Maybe sometimes in our lives we have used the clichés, “Hindsight is 20/20,” or “If I only knew then what I know now.” How true. This brings me to my essay entitled, “Lessons Learned.”
I’ve been trying to remember back to when I was a child in the late 40’s, early 50’s. As we grow older we tend to do this more often. I recall coming from a struggling family. My father working two jobs to provide for his family as there were 6 children and also many uncles who came to live with us after they had returned from the service. These uncles were my mother’s brothers and one by one as they came home on furlough or after having completed their tours in the military they would show up at our door.
I would be a bit shy around them really not knowing them. They would dump out their big green duffle bag and there would be an array of clothing and items of interest to a curious child. One time I remember seeing chopsticks and black velvet slippers similar to mittens with room for your big toe and the rest of your toes together. Also a tea set that when you held the cups up to the light there magically appeared a face in the bottom of the cup. There were satin pillow covers with fringe that said ‘‘Mother” on the front or some symbol that I did not recognize. There was always something for us children to look at including pictures of men in uniform and people and places I did not recognize. We would then have something to eat and be told to go to bed while the grown-ups stayed up talking well into the night.
After a while my uncles would leave. I assume to start their lives or perhaps return to their service. One in particular, the youngest, stayed and lived with my family until his death which occurred many years later. I was fond of this uncle as he was like a second father to us. My mother and he would have their “go-around” at times because of his drinking problem. Looking back now I can understand why. What had these men lived through while they were at war? Who did they have to comfort them when they returned home? Who would understand? Shell-shock some people would say. Not PTSD as it is known today. I don’t even know if there was help for veterans back in that time. Simply they would be type cast as alcoholics as many turned to the bottle for escape from the trauma and demons. It was their coping mechanism.
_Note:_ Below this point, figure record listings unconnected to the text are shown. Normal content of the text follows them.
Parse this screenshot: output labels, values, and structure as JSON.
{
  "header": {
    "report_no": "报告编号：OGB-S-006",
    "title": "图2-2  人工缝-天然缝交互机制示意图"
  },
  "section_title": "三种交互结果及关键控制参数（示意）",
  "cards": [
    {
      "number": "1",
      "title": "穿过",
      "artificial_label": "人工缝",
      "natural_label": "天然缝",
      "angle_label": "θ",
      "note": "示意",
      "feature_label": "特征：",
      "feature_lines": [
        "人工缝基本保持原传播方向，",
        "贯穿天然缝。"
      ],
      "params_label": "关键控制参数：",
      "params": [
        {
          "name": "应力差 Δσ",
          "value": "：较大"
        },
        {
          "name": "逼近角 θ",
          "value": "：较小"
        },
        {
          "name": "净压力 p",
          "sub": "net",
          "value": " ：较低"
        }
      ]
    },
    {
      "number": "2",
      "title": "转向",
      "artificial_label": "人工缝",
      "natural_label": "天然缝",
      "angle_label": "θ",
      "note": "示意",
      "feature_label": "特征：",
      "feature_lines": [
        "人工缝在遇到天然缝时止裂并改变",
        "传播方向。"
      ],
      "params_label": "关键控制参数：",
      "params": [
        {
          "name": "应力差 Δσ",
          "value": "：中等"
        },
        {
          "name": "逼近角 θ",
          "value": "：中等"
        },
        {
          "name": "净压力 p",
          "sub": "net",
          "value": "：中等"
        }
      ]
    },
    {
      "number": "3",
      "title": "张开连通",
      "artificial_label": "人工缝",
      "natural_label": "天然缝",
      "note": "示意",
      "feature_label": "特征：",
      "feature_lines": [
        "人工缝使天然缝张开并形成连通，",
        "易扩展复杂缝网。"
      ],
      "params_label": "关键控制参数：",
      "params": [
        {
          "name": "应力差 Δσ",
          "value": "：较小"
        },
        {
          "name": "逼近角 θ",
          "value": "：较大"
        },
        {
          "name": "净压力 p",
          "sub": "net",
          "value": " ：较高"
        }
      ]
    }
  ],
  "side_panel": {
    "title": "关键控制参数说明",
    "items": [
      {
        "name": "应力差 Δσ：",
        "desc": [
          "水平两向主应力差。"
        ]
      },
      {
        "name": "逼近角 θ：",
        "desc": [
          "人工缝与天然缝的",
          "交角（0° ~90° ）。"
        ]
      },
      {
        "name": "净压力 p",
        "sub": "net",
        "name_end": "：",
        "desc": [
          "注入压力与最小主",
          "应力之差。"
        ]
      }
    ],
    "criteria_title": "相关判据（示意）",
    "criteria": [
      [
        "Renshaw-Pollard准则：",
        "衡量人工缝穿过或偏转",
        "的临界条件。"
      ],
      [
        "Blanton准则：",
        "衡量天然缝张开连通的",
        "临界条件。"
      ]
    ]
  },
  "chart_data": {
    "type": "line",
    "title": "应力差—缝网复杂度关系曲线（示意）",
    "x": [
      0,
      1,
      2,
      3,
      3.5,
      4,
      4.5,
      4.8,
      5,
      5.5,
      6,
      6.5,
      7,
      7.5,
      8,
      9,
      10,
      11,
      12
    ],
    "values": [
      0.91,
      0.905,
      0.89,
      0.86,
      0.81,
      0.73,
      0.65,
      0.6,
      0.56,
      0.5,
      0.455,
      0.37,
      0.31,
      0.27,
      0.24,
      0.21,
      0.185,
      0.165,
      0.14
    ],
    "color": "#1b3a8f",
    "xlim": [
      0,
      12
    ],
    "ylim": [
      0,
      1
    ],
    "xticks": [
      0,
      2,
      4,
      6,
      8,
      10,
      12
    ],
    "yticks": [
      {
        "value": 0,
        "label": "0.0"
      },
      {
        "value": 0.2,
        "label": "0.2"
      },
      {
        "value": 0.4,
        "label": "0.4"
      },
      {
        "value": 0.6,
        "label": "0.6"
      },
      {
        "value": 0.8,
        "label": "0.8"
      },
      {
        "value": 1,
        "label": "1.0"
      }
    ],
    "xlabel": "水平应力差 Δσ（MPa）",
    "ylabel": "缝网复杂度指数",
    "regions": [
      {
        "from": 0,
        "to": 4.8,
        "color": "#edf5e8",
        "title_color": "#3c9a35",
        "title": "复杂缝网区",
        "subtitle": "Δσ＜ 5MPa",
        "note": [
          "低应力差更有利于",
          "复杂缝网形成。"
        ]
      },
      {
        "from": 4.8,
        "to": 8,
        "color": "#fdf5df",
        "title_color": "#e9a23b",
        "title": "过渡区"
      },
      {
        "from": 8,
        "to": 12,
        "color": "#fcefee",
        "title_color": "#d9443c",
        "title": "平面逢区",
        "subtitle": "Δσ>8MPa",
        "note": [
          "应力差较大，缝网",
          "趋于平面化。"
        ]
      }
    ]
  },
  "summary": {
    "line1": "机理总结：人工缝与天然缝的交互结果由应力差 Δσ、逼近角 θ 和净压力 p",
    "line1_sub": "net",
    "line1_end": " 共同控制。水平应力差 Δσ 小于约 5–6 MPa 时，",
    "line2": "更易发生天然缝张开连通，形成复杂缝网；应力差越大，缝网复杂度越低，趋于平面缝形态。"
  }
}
This particular uncle had been a POW. The Germans had captured him in the basement of a church. I know my parents did not hear from him for quite some time. We lived in Pennsylvania and as the story goes, someone living in New York had telephoned my mother telling her that her brother was alive and that he had been captured. How the word got to the New Yorkers I do not know. I wish I could have spoken to my uncle about these events. Every December he would sit at the kitchen table crying and reliving what happened to him. I remember him saying he would never eat cabbage or sauerkraut and he kept to his word. Other than the December breakdowns I never heard him talk about the war. It’s so sad for me not to have been able to talk to him, knowing what I know today about war and its consequences and about the POWs/MIAs. He’s gone and so are my parents: no one to tell what really happened. I guess that is just how life is sometimes. It was a different era: it was a different time. I was young and did not fully understand. But all in all and most importantly as I now think back I pray that he knew… that he was loved.